Kurtz stood up. The water flowed around and through his legs, geysering out in an almost comical jet Kurtz resisted the impulse to laugh.

He stepped down another step. His arms were completely dead to sensation now, just long sticks he was hauling down the hill with him like so much firewood on his back.

He dropped another step. Then another. He resisted the temptation to sit down again and let the waterfall carry him away. Maybe he'd just ride down on it like all the people in all the movies who leap a thousand feet off a cliff and then ride the rapids out of sight of the enemy, who shoot uselessly at them… Focus, Joe.

They're going to kill her anyway. Rigby. No matter what I do or don't do, they're going to kill her with my gun and blame it on me. She may be dead already if that bullet even nicked an artery. Leg wounds that high hurt like hell until you go all cold and numb at the end.

He blinked away water and blood. It was hard to see the edge of each step now. Every step was a mini-Niagara, the concrete invisible under swirling water.

Malcolm Kibunte was the name of the drug dealer and killer he'd dangled over the edge of Niagara Palls one wintry night just under a year ago. He was just asking the gang leader a few questions. Kurtz had a rope on the man—it was Kibunte who'd thought that his best chance was to drop the rope and swim for it right at the brink of North America's mightiest waterfall.

Joke him if he can't take a fuck, thought Kurtz. He stepped over the edge of this waterfall, dropped, fought the pain to stay conscious, teetered on the ever narrower step, found his balance against the flood, and stepped down again.

Again.

Again.

Again.

He finally fell. The step seemed to shift under him and Kurtz fell forward, unable to find the next step or throw himself backward.

So he leaped instead. He leaped out into space, legs as high as he could get them. Leaped away from the waterfall and into the rain. Mouth contorted in a silent scream, Joe Kurtz leaped.

And hit solid ground and crumpled forward, just twisting in time to keep from smashing his face on the wet asphalt.
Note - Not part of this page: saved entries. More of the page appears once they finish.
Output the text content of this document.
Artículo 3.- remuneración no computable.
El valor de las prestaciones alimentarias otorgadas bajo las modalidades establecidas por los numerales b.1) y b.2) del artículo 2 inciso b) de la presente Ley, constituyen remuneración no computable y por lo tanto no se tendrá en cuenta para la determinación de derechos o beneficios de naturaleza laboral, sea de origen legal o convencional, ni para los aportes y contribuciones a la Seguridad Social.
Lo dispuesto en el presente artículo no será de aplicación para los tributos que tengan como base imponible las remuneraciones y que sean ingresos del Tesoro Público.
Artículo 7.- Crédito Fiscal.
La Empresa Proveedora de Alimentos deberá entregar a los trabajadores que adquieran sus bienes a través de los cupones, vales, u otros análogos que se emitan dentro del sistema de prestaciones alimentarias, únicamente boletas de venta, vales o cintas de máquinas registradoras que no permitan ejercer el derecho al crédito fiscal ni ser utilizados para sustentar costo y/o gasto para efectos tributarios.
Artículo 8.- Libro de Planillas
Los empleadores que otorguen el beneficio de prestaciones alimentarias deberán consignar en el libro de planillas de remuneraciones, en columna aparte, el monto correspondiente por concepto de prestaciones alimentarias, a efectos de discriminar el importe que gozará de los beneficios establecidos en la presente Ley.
His shoulder struck instead, sending a blinding bolt of pain up the right side of his head.

He blinked, twisted around as he lay prone on the drive, and looked behind him. He'd been on the third or fourth step from the bottom when he'd fallen. The ziggurat stairway was invisible under the waterfall of water. The rain kept coming down hard and the flood washed around his torn sneakers, trying to push his body out along the asphalt.

"Get up," said Sheriff Gerey.

Kurtz tried.

"Grab an arm, Smitty," said the sheriff.

They grabbed Kurtz's unfeeling arms, hauled him to his feet, and half-dragged him to the sheriff's car parked there. The deputy held the rear door open.

"Watch your head," said the sheriff and then pressed Kurtz's head down with that move they'd all learned in cop school but also had seen in too many movies and TV shows. The man's fingers on Kurtz's bloody, battered skull hurt like hell and made him want to vomit, but he resisted the urge. He knew from experience that few things prompted cops to use their batons on your kidneys faster than puking in the backseats of their cars.

"Watch your head," the deputy repeated, and Kurtz finally had to laugh as they shoved him into the backseat of the cruiser.